(Almost) Two Years of Invidious

It’s been almost two years of Invidious, 21 months to be specific, but I’m too lazy to wait until April to write this post. What a ride it’s been: so much has changed in my life, my computer skills only have increased, but after all this time, inv.riverside.rocks has stayed online.

Beginnings

I first became interested in Invidious in late 2020. I’d just begun my privacy journey, and discovered the kavin.rocks instance of invidious. While I didn’t have a lot of money for servers, I scraped together some Visa gift cards, and purchased a DigitalOcean droplet in New York. I ran this droplet for 5 months, from April 2021 to September 2021. The first capture of the Invidious instance list that features by website is from May 2021, and at this time, my website had a whopping 39 users. (today, only half of the top ten instances from that time are still online) I kept the small instance up and running against the odds (my droplet only had two gigabytes of RAM, leaving little wiggle room, along with a fixed amount of bandwidth).

Leaving DigitalOcean

The time had came to say goodbye to DigitalOcean. The bandwidth limits and expensive prices were not feasible anymore, and a host I had just discovered from a friend, OVH, had unmetered bandwidth and better prices. I made the full switch by November 2021, and at this time, the site had reached 500 accounts.

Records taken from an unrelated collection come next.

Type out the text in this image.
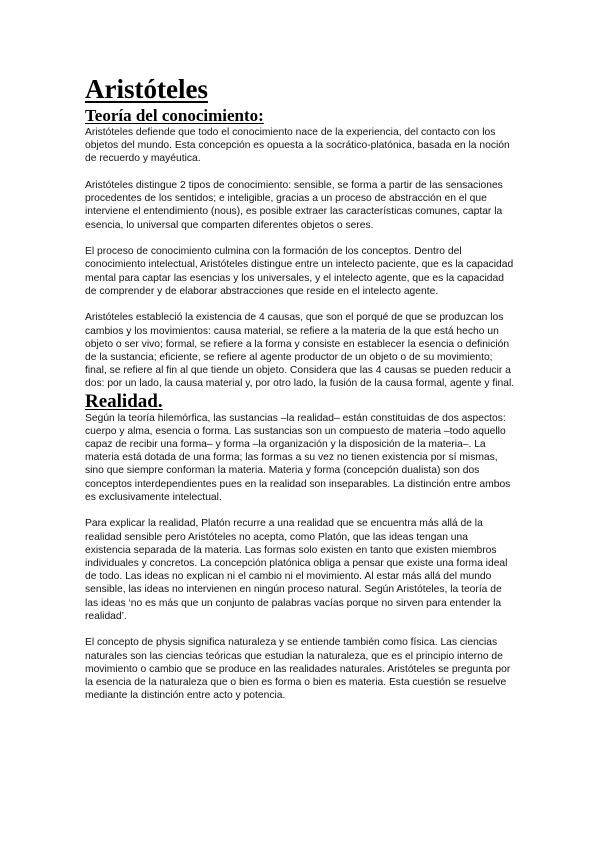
Aristóteles
Teoría del conocimiento:

Aristóteles defiende que todo el conocimiento nace de la experiencia, del contacto con los objetos del mundo. Esta concepción es opuesta a la socrático-platónica, basada en la noción de recuerdo y mayéutica.

Aristóteles distingue 2 tipos de conocimiento: sensible, se forma a partir de las sensaciones procedentes de los sentidos; e inteligible, gracias a un proceso de abstracción en el que interviene el entendimiento (nous), es posible extraer las características comunes, captar la esencia, lo universal que comparten diferentes objetos o seres.

El proceso de conocimiento culmina con la formación de los conceptos. Dentro del conocimiento intelectual, Aristóteles distingue entre un intelecto paciente, que es la capacidad mental para captar las esencias y los universales, y el intelecto agente, que es la capacidad de comprender y de elaborar abstracciones que reside en el intelecto agente.

Aristóteles estableció la existencia de 4 causas, que son el porqué de que se produzcan los cambios y los movimientos: causa material, se refiere a la materia de la que está hecho un objeto o ser vivo; formal, se refiere a la forma y consiste en establecer la esencia o definición de la sustancia; eficiente, se refiere al agente productor de un objeto o de su movimiento; final, se refiere al fin al que tiende un objeto. Considera que las 4 causas se pueden reducir a dos: por un lado, la causa material y, por otro lado, la fusión de la causa formal, agente y final.

Realidad.

Según la teoría hilemórfica, las sustancias –la realidad– están constituidas de dos aspectos: cuerpo y alma, esencia o forma. Las sustancias son un compuesto de materia –todo aquello capaz de recibir una forma– y forma –la organización y la disposición de la materia–. La materia está dotada de una forma; las formas a su vez no tienen existencia por sí mismas, sino que siempre conforman la materia. Materia y forma (concepción dualista) son dos conceptos interdependientes pues en la realidad son inseparables. La distinción entre ambos es exclusivamente intelectual.

Para explicar la realidad, Platón recurre a una realidad que se encuentra más allá de la realidad sensible pero Aristóteles no acepta, como Platón, que las ideas tengan una existencia separada de la materia. Las formas solo existen en tanto que existen miembros individuales y concretos. La concepción platónica obliga a pensar que existe una forma ideal de todo. Las ideas no explican ni el cambio ni el movimiento. Al estar más allá del mundo sensible, las ideas no intervienen en ningún proceso natural. Según Aristóteles, la teoría de las ideas ‘no es más que un conjunto de palabras vacías porque no sirven para entender la realidad’.

El concepto de physis significa naturaleza y se entiende también como física. Las ciencias naturales son las ciencias teóricas que estudian la naturaleza, que es el principio interno de movimiento o cambio que se produce en las realidades naturales. Aristóteles se pregunta por la esencia de la naturaleza que o bien es forma o bien es materia. Esta cuestión se resuelve mediante la distinción entre acto y potencia.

A DMCA Nearly Killed it All…

Just weeks after the full switch to OVH, I received a DMCA letter from a Spanish copyright firm requesting that a series of videos be removed from the server. OVH asked for a speedy response from me, otherwise my server would be terminated. I responded to the copyright firm stating that my site was only a YouTube proxy, and therefore content needed to be removed on YouTube for it to be removed on my site. The copyright agency never wrote back, and OVH seemed satisfied, so the strike was lifted and the website remained online.

The Storage Crisis

Through the rest of 2021 and for the first part of 2022, the site ran well without many problems. However, in the summer of 2022, trouble began. My 160GBs of storage kept filling up, and over and over I would have to sign into the server and clean the Invidious database. If I failed to clean it out, all services would stop running, including Invidious. The Invidious team caught on to this, and a series of patches were released to clean the database periodically and shut off storage wasting notifications.

Bring On The Traffic!

As time went on, more and more users joined the site, which led to site to rank higher on the API’s page, which in turn drew more users to sign up! Today, the site uses 3-5TBs of bandwidth every day, and has used more than a petabyte over the last year. My OVH server is currently only using about half of it’s capacity, meaning that the instance can stay online for the foreseeable future.

I want to thank the Invidious development team for keeping the project alive after Omar left. Additionally, I want to thank the helpful community on the Matrix server who are always online to discuss privacy issues or Invidious configuration. Invidious has been a huge part of my privacy journey, and I can attest it has been a part of many others too.